La numérisation, une occasion pour les Hautes écoles du Valais

Dans son dernier rapport sur les hautes écoles 2018, l’Etat du Valais fait le point sur la digitalisation de la formation. Le canton s’engage à soutenir les institutions de recherches et les hautes écoles qui intègrent les défis liés aux nouvelles technologies.
27 nov. 2018, 11:38
/ Màj. le 27 nov. 2018 à 11:32
Christophe Darbellay l'affirme, «pour ne pas tomber dans le fossé du digital, il faudra se former notre vie durant».

La digitalisation de notre quotidien entraîne de profondes modifications dans le monde du travail. Pour pouvoir y faire face, les hautes écoles doivent pouvoir évoluer avec un vrai challenge en vue: qu’apprendre à des étudiants lorsque 65% d’entre eux exerceront des professions qui n’existent pas encore? Et surtout, de quelle manière le leur apprendre?

Dans son rapport sur les hautes écoles 2018, L’Etat du Valais confirme son soutien aux institutions qui adaptent leur contenu aux nouvelles technologies. Concrètement, plusieurs chevaux de bataille ont été mentionnés.

Tout d’abord, «on a besoin de main-d’œuvre mieux formée», lance Hélène Gapany Savioz, adjointe du service des hautes écoles. Avec 30% de la population sans formation scolaire post-obligatoire, le Valais se situe bien en deçà de la moyenne nationale. Et bien que chacun soit libre d’étudier la formation qu’il désire dans l’établissement de son choix – avec le soutien financier du canton – celui-ci désire renforcer les formations MINT, à savoir mathématiques, informatique, sciences naturelles et techniques. Pourquoi? «Car il y a un déséquilibre entre l’offre et la demande. Trop d’étudiants veulent se former en sciences humaines, alors que le marché demande plus de spécialistes techniques», assure le conseiller d’Etat chargé de l’économie et la formation, Christophe Darbellay.

 

«Pour ne pas tomber dans le fossé digital, il faudra se former notre vie durant»
Christophe Darbellay, conseiller d’Etat en charge de la formation et de l’économie

 

Ensuite, l’Etat du Valais entend soutenir des axes de recherche dans lequel le canton s’est déjà illustré. «Je pense notamment aux métiers de la eSanté et de l’intelligence artificielle, avec l’institut de recherche Idiap ou la HES-SO Valais», continue Stefan Bumann, chef du service des hautes écoles. Mais face à la vitesse de l’évolution technologique, comment soutenir intelligemment ces nouveaux types de formations? Stefan Bumann l’affirme, il faut faire évoluer notre manière d’enseigner.
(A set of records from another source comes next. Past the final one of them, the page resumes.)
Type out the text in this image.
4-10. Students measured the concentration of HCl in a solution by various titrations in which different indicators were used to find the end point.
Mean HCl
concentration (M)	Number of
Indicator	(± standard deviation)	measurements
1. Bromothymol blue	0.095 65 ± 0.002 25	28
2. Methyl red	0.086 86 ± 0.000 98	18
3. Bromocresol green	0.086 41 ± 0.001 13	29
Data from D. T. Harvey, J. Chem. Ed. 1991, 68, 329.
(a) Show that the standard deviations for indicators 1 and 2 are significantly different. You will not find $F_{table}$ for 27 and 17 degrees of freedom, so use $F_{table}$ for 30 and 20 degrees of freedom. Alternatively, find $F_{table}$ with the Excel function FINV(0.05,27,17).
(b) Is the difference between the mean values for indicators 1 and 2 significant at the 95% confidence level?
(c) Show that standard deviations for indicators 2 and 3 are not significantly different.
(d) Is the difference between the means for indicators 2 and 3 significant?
Concrètement, cela signifie soutenir la formation à distance et la formation continue, car «pour ne pas tomber dans le fossé digital, il faudra se former notre vie durant» affirme le ministre. Mais ce n’est pas tout, reprend le chef de service. «En trois ou quatre ans, la moitié du «know how» n’est plus utilisée dans l’industrie», assure-t-il. C’est-à-dire que les connaissances acquises par un étudiant seront déjà obsolètes une fois ses études terminées. «Il est primordial de ne plus apprendre des matières aux étudiants, mais de leur apprendre comment apprendre.»